Monday, August 26, 2013

Multimedia

Click here to see the transformation!
When we think of "Multimedia", what comes to mind? MP3s and music videos are common answers, and aren't technically incorrect, but they don't go as deeply into describing it as one could go.

The very vague, and at first confusing, sort of "rough nature" of multimedia we were provided with, is...

"A series of time controlling tools working in synergy."

To explain this concept, Professor Echeverry took a spray bottle of some kind of aerosol sanitizer, and while motionless, it was not multimedia, despite having being made of multiple mechanisms. It did, however, become a multimedia object once he began to spray it about the room. It's all about time.

Multimedia (in layman's, commonheaded, boring terms) is easily described as an art that changes.

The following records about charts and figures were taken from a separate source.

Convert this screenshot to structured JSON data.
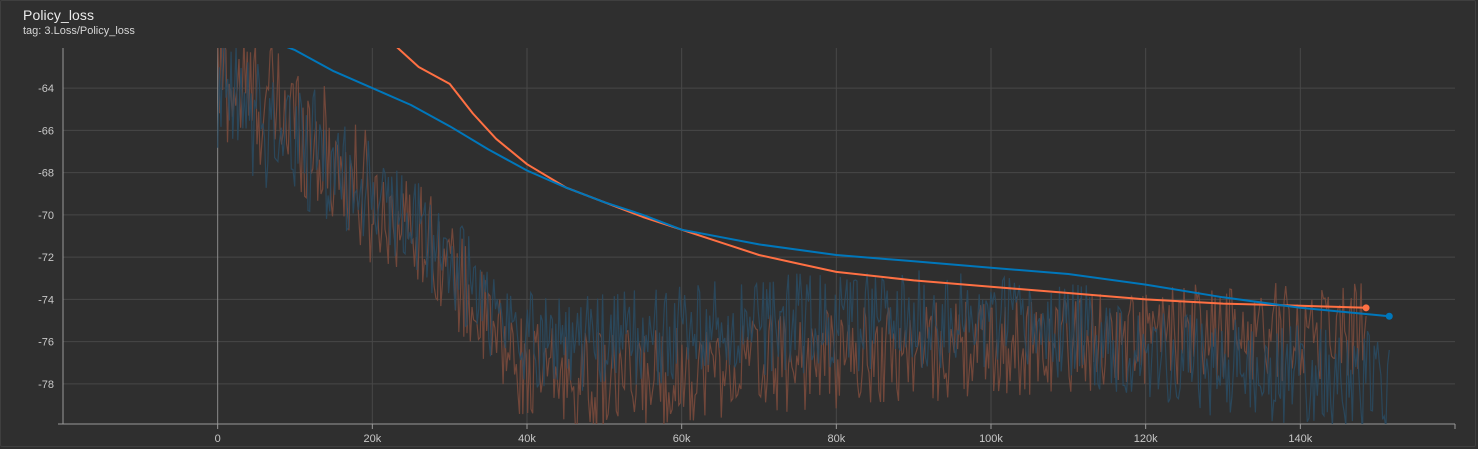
{
  "card": {
    "title": "Policy_loss",
    "tag": "tag: 3.Loss/Policy_loss"
  },
  "chart_data": {
    "type": "line",
    "title": "Policy_loss",
    "xlabel": "",
    "ylabel": "",
    "xlim": [
      -20000,
      160000
    ],
    "ylim": [
      -79.9,
      -62.1
    ],
    "grid": true,
    "x_ticks": [
      0,
      20000,
      40000,
      60000,
      80000,
      100000,
      120000,
      140000
    ],
    "x_tick_labels": [
      "0",
      "20k",
      "40k",
      "60k",
      "80k",
      "100k",
      "120k",
      "140k"
    ],
    "y_ticks": [
      -64,
      -66,
      -68,
      -70,
      -72,
      -74,
      -76,
      -78
    ],
    "y_tick_labels": [
      "-64",
      "-66",
      "-68",
      "-70",
      "-72",
      "-74",
      "-76",
      "-78"
    ],
    "series": [
      {
        "color": "#ff7043",
        "raw_color": "#7a4a3c",
        "smoothed": {
          "x": [
            23000,
            26000,
            30000,
            33000,
            36000,
            40000,
            45000,
            50000,
            55000,
            60000,
            65000,
            70000,
            75000,
            80000,
            90000,
            100000,
            110000,
            120000,
            130000,
            140000,
            148500
          ],
          "y": [
            -62.0,
            -63.0,
            -63.8,
            -65.2,
            -66.4,
            -67.6,
            -68.7,
            -69.4,
            -70.1,
            -70.7,
            -71.3,
            -71.9,
            -72.3,
            -72.7,
            -73.1,
            -73.4,
            -73.7,
            -74.0,
            -74.2,
            -74.3,
            -74.4
          ]
        },
        "raw": {
          "x": [
            0,
            10000,
            20000,
            27000,
            30000,
            35000,
            40000,
            50000,
            60000,
            70000,
            80000,
            90000,
            100000,
            110000,
            120000,
            130000,
            140000,
            148500
          ],
          "y": [
            -63.5,
            -65.5,
            -69.5,
            -71.0,
            -72.5,
            -75.5,
            -77.5,
            -78.0,
            -77.5,
            -77.0,
            -76.8,
            -76.5,
            -76.3,
            -76.0,
            -75.8,
            -75.6,
            -75.5,
            -75.3
          ]
        }
      },
      {
        "color": "#0077bb",
        "raw_color": "#2a4a60",
        "smoothed": {
          "x": [
            1000,
            5000,
            10000,
            15000,
            20000,
            25000,
            30000,
            35000,
            40000,
            45000,
            50000,
            55000,
            60000,
            70000,
            80000,
            90000,
            100000,
            110000,
            120000,
            130000,
            140000,
            151500
          ],
          "y": [
            -61.0,
            -61.5,
            -62.2,
            -63.2,
            -64.0,
            -64.8,
            -65.8,
            -66.9,
            -67.9,
            -68.7,
            -69.4,
            -70.0,
            -70.7,
            -71.4,
            -71.9,
            -72.2,
            -72.5,
            -72.8,
            -73.3,
            -73.9,
            -74.4,
            -74.8
          ]
        },
        "raw": {
          "x": [
            0,
            10000,
            20000,
            30000,
            35000,
            40000,
            50000,
            60000,
            70000,
            80000,
            90000,
            100000,
            110000,
            120000,
            130000,
            140000,
            151500
          ],
          "y": [
            -64.5,
            -66.5,
            -69.0,
            -72.0,
            -74.5,
            -75.8,
            -76.0,
            -75.6,
            -75.2,
            -75.1,
            -75.0,
            -75.2,
            -75.5,
            -76.4,
            -77.3,
            -77.6,
            -78.0
          ]
        }
      }
    ]
  }
}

To reinforce this idea, one could look at the works of Juan Carlos Delgado (a link to an article about him is provided in the caption of the picture, brought to you by the ever elusive creation of the Spaniards, Spanish). A work of his is a room with a few objects, but let's focus on this bronze bust of a girl in a refrigerated room. At first, this does not seems very interesting. But as the time controlling tools of refrigeration magic begin to take place, the art begins to change. Humidity begins to freeze and condense onto the statue, as bronze is an excellent conductor of heat and chill (which is pretty much the absence of heat, because nothing can conduct cold). As people walk in, their breaths and body heat manage to slightly, slightly melt the ice collecting on it, and their breaths and perspiration give off water into the air. This slightly alters the condensing process, and throws a ton of variables in the mix, creating unique patterns and small deviations in ice crystal formations on the statue. These deviations multiply and grow exponentially in significance over time, and as the ice stacks and stacks over a period of days, it snows-over into a dazzling array of detail, completely covering the statue.

See? Time, tools, and synergy. The refrigeration system and the people were the tools (no offence), and the condensation provided the synergy and interaction between the bust, the vapor in the air, the people, and the cold. This struck me as absolute genius, and for a brief moment, I had one of those moments of "Ah! Why didn't i think of that?"